BOGOTA—A group of Colombian soldiers were convicted Monday of killing 10 police on an anti-drugs mission two years ago, a case that highlighted the corrupting power wielded by cocaine smugglers in this Andean country.

The 15 soldiers, none of whom were wounded in the May 2006 incident, were found guilty of aggravated homicide. They had claimed the deaths were the result of a "friendly fire" accident, but prosecutors said they were bribed by drug lords to carry out the massacre.

Corruption is a chronic problem in Colombia, the world's biggest cocaine exporter.

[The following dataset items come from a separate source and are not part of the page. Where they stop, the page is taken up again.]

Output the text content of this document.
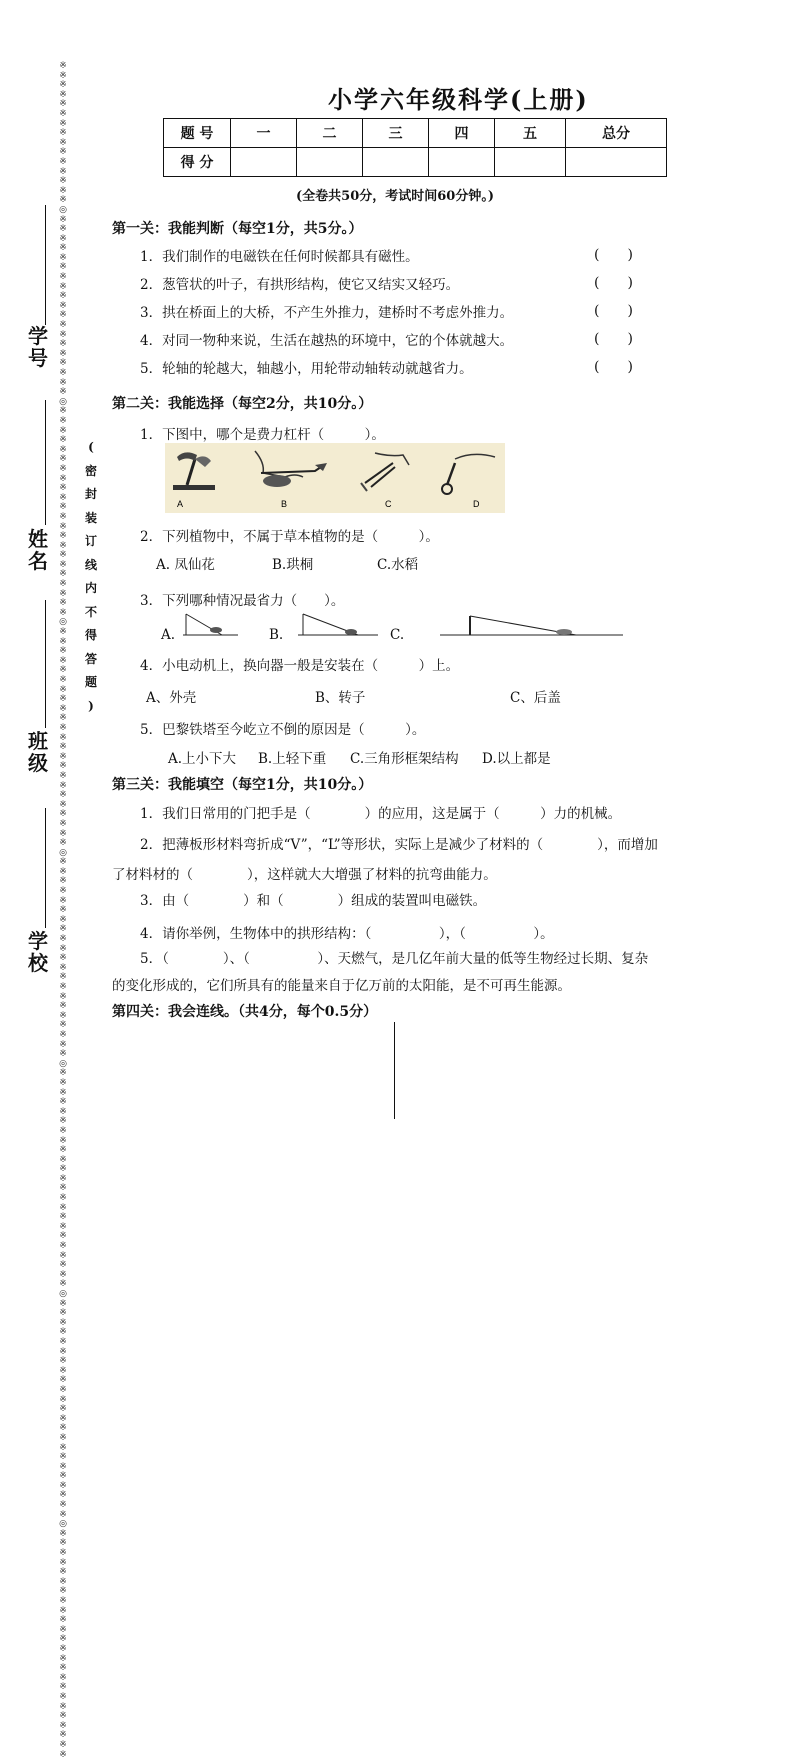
※※※※※※※※※※※※※※※◎※※※※※※※※※※※※※※※※※※※◎※※※※※※※※※※※※※※※※※※※※※※◎※※※※※※※※※※※※※※※※※※※※※※※◎※※※※※※※※※※※※※※※※※※※※※◎※※※※※※※※※※※※※※※※※※※※※※※◎※※※※※※※※※※※※※※※※※※※※※※※◎※※※※※※※※※※※※※※※※※※※※※※※※
学号
姓名
班级
学校
(
密
封
装
订
线
内
不
得
答
题
)
小学六年级科学(上册)
题 号	一	二	三	四	五	总分
得 分						
(全卷共50分，考试时间60分钟。)
第一关：我能判断（每空1分，共5分。）
1．我们制作的电磁铁在任何时候都具有磁性。	(　　)
2．葱管状的叶子，有拱形结构，使它又结实又轻巧。	(　　)
3．拱在桥面上的大桥，不产生外推力，建桥时不考虑外推力。	(　　)
4．对同一物种来说，生活在越热的环境中，它的个体就越大。	(　　)
5．轮轴的轮越大，轴越小，用轮带动轴转动就越省力。	(　　)
第二关：我能选择（每空2分，共10分。）
1．下图中，哪个是费力杠杆（　　　）。
A	B	C	D
2．下列植物中，不属于草本植物的是（　　　）。
A. 凤仙花	B.珙桐	C.水稻
3．下列哪种情况最省力（　　）。
A.	B.	C.
4．小电动机上，换向器一般是安装在（　　　）上。
A、外壳	B、转子	C、后盖
5．巴黎铁塔至今屹立不倒的原因是（　　　）。
A.上小下大 B.上轻下重 C.三角形框架结构 D.以上都是
第三关：我能填空（每空1分，共10分。）
1．我们日常用的门把手是（　　　　）的应用，这是属于（　　　）力的机械。
2．把薄板形材料弯折成“V”，“L”等形状，实际上是减少了材料的（　　　　），而增加
了材料材的（　　　　），这样就大大增强了材料的抗弯曲能力。
3．由（　　　　）和（　　　　）组成的装置叫电磁铁。
4．请你举例，生物体中的拱形结构：（　　　　　），（　　　　　）。
5．（　　　　）、（　　　　　）、天燃气，是几亿年前大量的低等生物经过长期、复杂
的变化形成的，它们所具有的能量来自于亿万前的太阳能，是不可再生能源。
第四关：我会连线。（共4分，每个0.5分）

The country was nonetheless shocked by the ambush in which witnesses said the victims shouted, "Don't shoot. We are police. We have families" before the soldiers shot hundreds of bullets from short range near the western town of Jamundi.

The judge's decision was "very just," a family member of one of the slain police officers told local television, without giving his name.

Sentences will be announced in about two weeks.

Colombia is in a four-decade-old guerrilla war driven over the last 20 years by the cocaine trade, as criminal gangs, leftist rebels and right-wing paramilitaries fight over smuggling routes.

Security has increased under conservative President Alvaro Uribe. But his international standing has been damaged by investigations showing some of his closest political allies have been in the pay of drug-running paramilitary militias formed in the 1980s to help rich Colombians fight the rebels.

He remains popular at home for sparking economic growth with his U.S.-backed security policies.

The United States has spent $5.5 billion in mostly military aid to the country over the last seven years. But U.S. congressional Democrats are blocking a free trade deal and threaten to reduce aid in part over concerns that the Colombian army continues abusing human rights.

Key U.S. lawmakers say they worry about Colombia's failure to prosecute paramilitary death squads that have killed labor union leaders as part of their dirty war against leftists.